Our Vartanian Quiver on the lawn at House of Waves; I'm the only convert in this crew
Enjoying an empty line-up during "SUP time" in the afternoon
We arrived in Ixtapa all in one piece, Moe, Carly, Sam, I and our friends Mike, and Ashley. After succumbing to the persistent and unflinching car rental clerk we paid the Mexico insurance (which supposedly we didn't need)and headed north. We drove the hour north to Los Llanos, picked up provisions and then on to The House of Waves, our home in Saladita for the week. The next morning Moe watched our 17 month old, Carly, while I headed out for the early session. It was classic head high, glassy, consistent point surf. Great waves but the only problem is everyone on the beach surfs the morning session including Corky Carroll, Saladita's requisite retired surf pro. During one of my long paddles back up the point I was approached by Corky and given "the talk". "This is not the place for a Stand Up, you can go over there to the outer reef or way over there to the river mouth." I say "look Corky I'm respectful of everyone else out here, not in anyone's way and further more I'm just picking up scraps in the middle; you won't even see me." He continues "The problem with you picking up scraps on the inside is that when someone pulls up and sees you surfing on a stand up, they're going to think that Saladita is a good place to stand up paddle surf and we don't want that here." As is the case with most conversations in the line-up we were interrupted by some wave ridding (thank god!). When we resumed Corky made one last attempt to regulate "ok well at least try not to come out when it is busy in the morning, it's already too crowded at that time and I have a hard enough time getting waves." The next morning I chose to prone surf Maureen's new Vartanian surfboard and loved it. I paddled up to Corky and thanked him for my re-introduction to prone surfing. I chose to play nice and for the rest of the week, I basically watched Carly while Moe surfed the crowded Corky sessions, and I SUP surfed before and after them. There was always at least an hour of light in the morning before any of the crowd showed up and everyone would go in around 10 am, leaving the place relatively empty the rest of the day - "SUP time".
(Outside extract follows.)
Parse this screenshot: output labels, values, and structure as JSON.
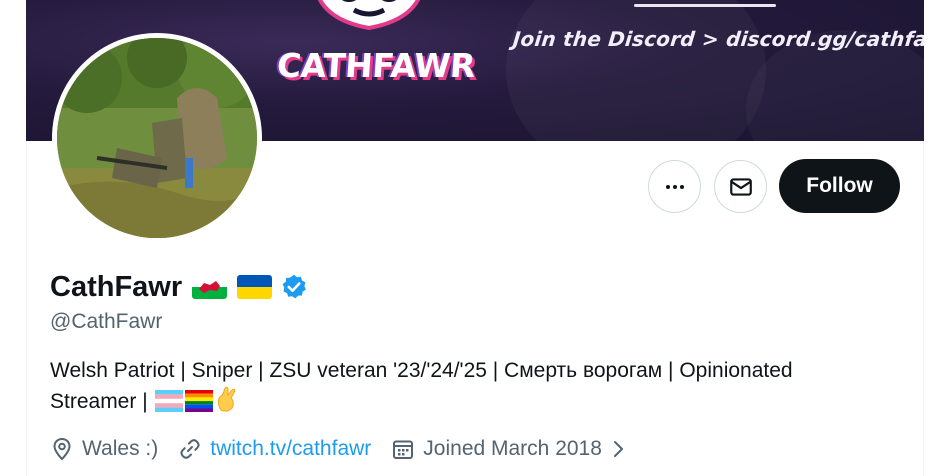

Aside from all the great surfing we ate well too. I love the fresh basic food in Mexico- mangos, bannanas, avacados, fresh seafood, rice, beans and fresh tortillas...and limons with rum. We had two great meals at Tony's in Los Llanos, fish tacos with blue corn tortillas one night and fresh langostas (lobster) the next night. In fact, from our patio at house of waves, we watched a lone skin diver, dive for our lobster dinner earlier that afternoon.
I believe it behooves us as SUP folks to KILL IT! but also be compasionate and understand the age old consept that you get more bees with honey. SUP will continue to grow and there will be conflict with non-SUP surfers. I suggest you play nice because the fact of the matter is we get more waves, stay out longer and have more fun than prone surfers, so give them a break and let them have some waves.